Do You Offer Free Consultations on Medical Marijuana and Probation?
No. Due to the high volume of people inquiring about MMJ use while on probation or parole, we simply cannot meet the number of inquiries without charging a fee for our time. We consult with our clients that we represent regarding these issues, but for non-clients, we do not offer free consultations. Tiftickjian Law Firm charges a fee for a one-time consultation on this issue to answer questions regarding medical marijuana use. If you are interested in setting up a paid consultation, feel free to contact us.
If you are looking for information, but not interested in paying for an attorney consultation, below is information regarding HB 15-1267 and C.R.S. §18-1.3-204. Hopefully, this information will shed some light on the state of the current law and the court’s discretion to still deny medical marijuana use while on probation.
What is HB 15-1267?
HB 15-1267 is a Colorado law that became effective on May 8, 2015, which allows individuals with Medical Marijuana Registry Cards to use medical marijuana (MMJ) while on probation.

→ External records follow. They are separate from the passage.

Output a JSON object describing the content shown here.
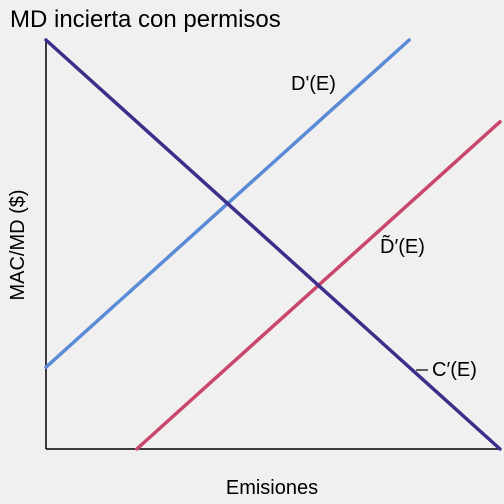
{
  "chart_data": {
    "type": "line",
    "title": "MD incierta con permisos",
    "xlabel": "Emisiones",
    "ylabel": "MAC/MD ($)",
    "xlim": [
      0,
      100
    ],
    "ylim": [
      0,
      100
    ],
    "grid": false,
    "legend": "none",
    "series": [
      {
        "name": "D'(E)",
        "color": "#5b8ad6",
        "points": [
          [
            0,
            20
          ],
          [
            80,
            100
          ]
        ]
      },
      {
        "name": "D̃′(E)",
        "color": "#c8476a",
        "points": [
          [
            20,
            0
          ],
          [
            100,
            80
          ]
        ]
      },
      {
        "name": "C′(E)",
        "color": "#3c2f8a",
        "points": [
          [
            0,
            100
          ],
          [
            100,
            0
          ]
        ]
      }
    ]
  }
}
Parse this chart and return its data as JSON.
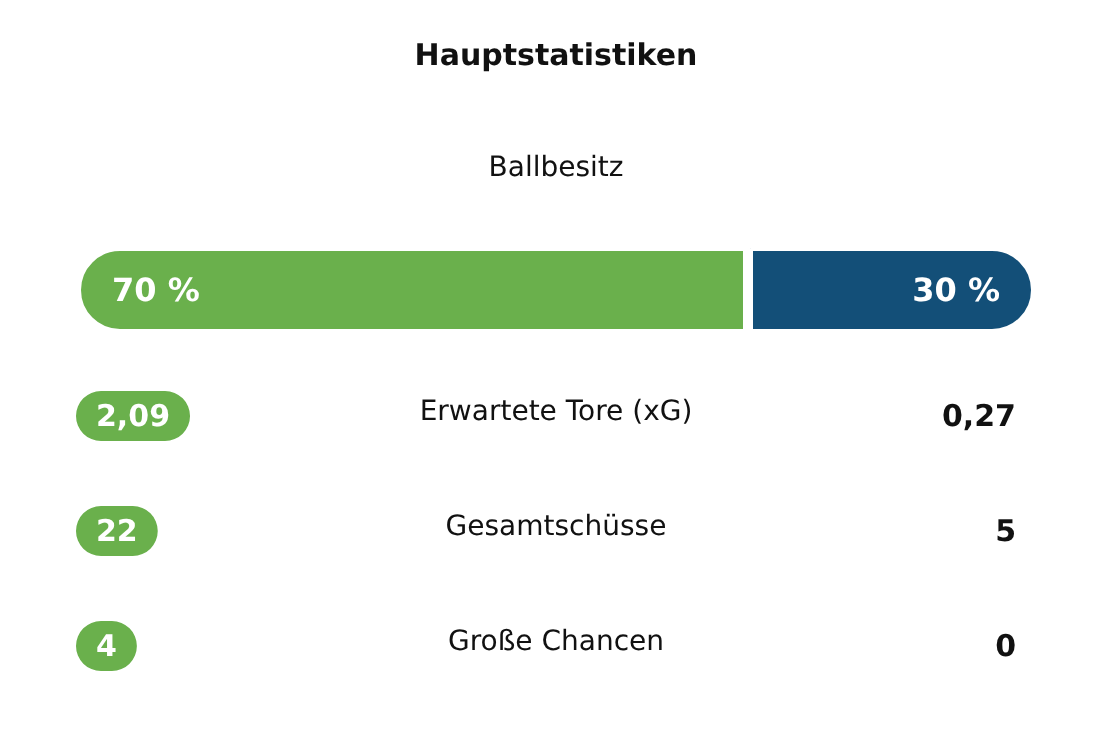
{
  "chart_data": [
    {
      "type": "bar",
      "title": "Hauptstatistiken",
      "orientation": "horizontal",
      "stacked": true,
      "categories": [
        "Ballbesitz"
      ],
      "series": [
        {
          "color": "#6ab04c",
          "values": [
            70
          ],
          "value_labels": [
            "70 %"
          ]
        },
        {
          "color": "#134f78",
          "values": [
            30
          ],
          "value_labels": [
            "30 %"
          ]
        }
      ]
    },
    {
      "type": "other",
      "categories": [
        "Erwartete Tore (xG)",
        "Gesamtschüsse",
        "Große Chancen"
      ],
      "series": [
        {
          "color": "#6ab04c",
          "values": [
            2.09,
            22,
            4
          ],
          "value_labels": [
            "2,09",
            "22",
            "4"
          ]
        },
        {
          "values": [
            0.27,
            5,
            0
          ],
          "value_labels": [
            "0,27",
            "5",
            "0"
          ]
        }
      ]
    }
  ]
}
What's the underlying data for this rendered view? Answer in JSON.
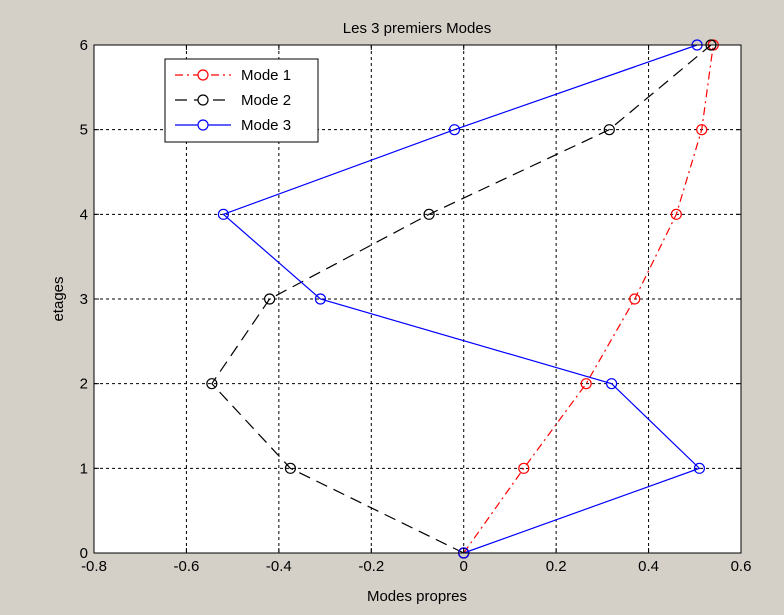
{
  "chart_data": {
    "type": "line",
    "title": "Les 3 premiers Modes",
    "xlabel": "Modes propres",
    "ylabel": "etages",
    "xlim": [
      -0.8,
      0.6
    ],
    "ylim": [
      0,
      6
    ],
    "x_ticks": [
      "-0.8",
      "-0.6",
      "-0.4",
      "-0.2",
      "0",
      "0.2",
      "0.4",
      "0.6"
    ],
    "y_ticks": [
      "0",
      "1",
      "2",
      "3",
      "4",
      "5",
      "6"
    ],
    "grid": true,
    "legend_position": "top-left",
    "series": [
      {
        "name": "Mode 1",
        "color": "#ff0000",
        "line_style": "dash-dot",
        "marker": "circle",
        "x": [
          0,
          0.13,
          0.265,
          0.37,
          0.46,
          0.515,
          0.54
        ],
        "y": [
          0,
          1,
          2,
          3,
          4,
          5,
          6
        ]
      },
      {
        "name": "Mode 2",
        "color": "#000000",
        "line_style": "dash",
        "marker": "circle",
        "x": [
          0,
          -0.375,
          -0.545,
          -0.42,
          -0.075,
          0.315,
          0.535
        ],
        "y": [
          0,
          1,
          2,
          3,
          4,
          5,
          6
        ]
      },
      {
        "name": "Mode 3",
        "color": "#0000ff",
        "line_style": "solid",
        "marker": "circle",
        "x": [
          0,
          0.51,
          0.32,
          -0.31,
          -0.52,
          -0.02,
          0.505
        ],
        "y": [
          0,
          1,
          2,
          3,
          4,
          5,
          6
        ]
      }
    ]
  }
}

While there is a couple of exceptions, the new law specifically states: “the possession or use of medical marijuana as authorized pursuant to…the State Constitution, shall not be considered another offense such that it constitutes a violation of the terms of probation.”
Why was HB-15-1267 necessary?
In 2012, the Colorado Court of Appeals ruled that individuals who are on probation with a sentence that specifically prohibits drug use should also be prohibited from using MMJ. The decision came after the then-District Attorney for the 18th Judicial District challenged a lower court’s ruling allowing an individual probationer, Leonard Charles Watkins, to use MMJ. Following the DA’s reasoning that, “[t]here are different public safety concerns and different laws that apply to [individuals on probation] than apply to the rest of the community,” the Court of Appeals distinguished Medical Marijuana Registry Cards from pharmaceutical prescriptions and held that Colorado’s constitutional amendment allowing sanctioned use of MMJ did not grant, “an unlimited constitutional right to use the drug in any place or any manner.”
HB 15-1267 overrules the Court of Appeals’ decision in the Watkins case. With the new law, individuals who have a Medical Marijuana Registry Card can use MMJ without violating the terms of their probation.
Does HB 15-1267 allow for recreational use of marijuana while on probation?
No. HB 15-1267 does not allow for recreational use of marijuana while on probation. The new law is specific to MMJ and only allows for medical use in accordance with Amendment 20 to the State Constitution (the amendment authorizing sanctioned use of MMJ).
Didn’t the Colorado Supreme Court rule that all people on probation can use medical marijuana in November, 2019?
In Walton v. People, the Colorado Supreme Court held that statute’s plain language creates a presumption that a defendant who is sentenced to a term of probation may use medical marijuana unless one of the enumerated exceptions applies. It goes on to hold that the burden is on the prosecution, and not the defendant, to prove that prohibiting a defendant’s otherwise-authorized medical
marijuana use is necessary and appropriate to promote statutory sentencing goals. This means that, for example, a person with a substance abuse issue or a person convicted of driving under the influence of marijuana may not be allowed to use medical marijuana on probation if a judge finds that the use would interfere with the rehabilitative goals of the sentence. Because the presumption favors defendants’ authorized medical marijuana use while on probation, the burden to point the court to material evidence showing why the court should prohibit a particular defendant from using authorized medical marijuana while on probation is on the prosecution. In addition, the court must make findings sufficient to show that it has considered the sentencing goals and that a prohibition of medical marijuana is necessary and appropriate to accomplish those goals in the case.
What are the exceptions that still make it illegal to use MMJ while on probation?
HB 15-1267 has two notable exceptions to the general rule that individuals cannot be held in violation of their probation for using MMJ.
First, the general rule does not apply to individuals who have been convicted of a crime under the Colorado Medical Marijuana Code (Article 43.3 of Title 12 of the Colorado Revised Statutes). Examples of such crimes include:
- Consuming MMJ in a licensed medical marijuana center,
- Allowing someone else to use your Medical Marijuana Registry Card, and
- Illegally buying or selling MMJ.
Second, HB 15-1267 still allows the Colorado courts to prohibit use of MMJ on a case-by-case basis if, “based on the assessment as required by [applicable law], a prohibition against the possession or use of medical marijuana is necessary and appropriate to accomplish the goals of sentencing.”
As a result, judges will still have quite a bit of leeway in deciding whether or not individual defendants should be allowed to use MMJ. If you are sentenced to probation for a drug-or-alcohol-related offense, it is high likely that the Judge in your case will deny the use of medical marijuana on probation citing the fact that they believe the prohibition against the use of medical marijuana is necessary and appropriate to accomplish the goals of sentencing.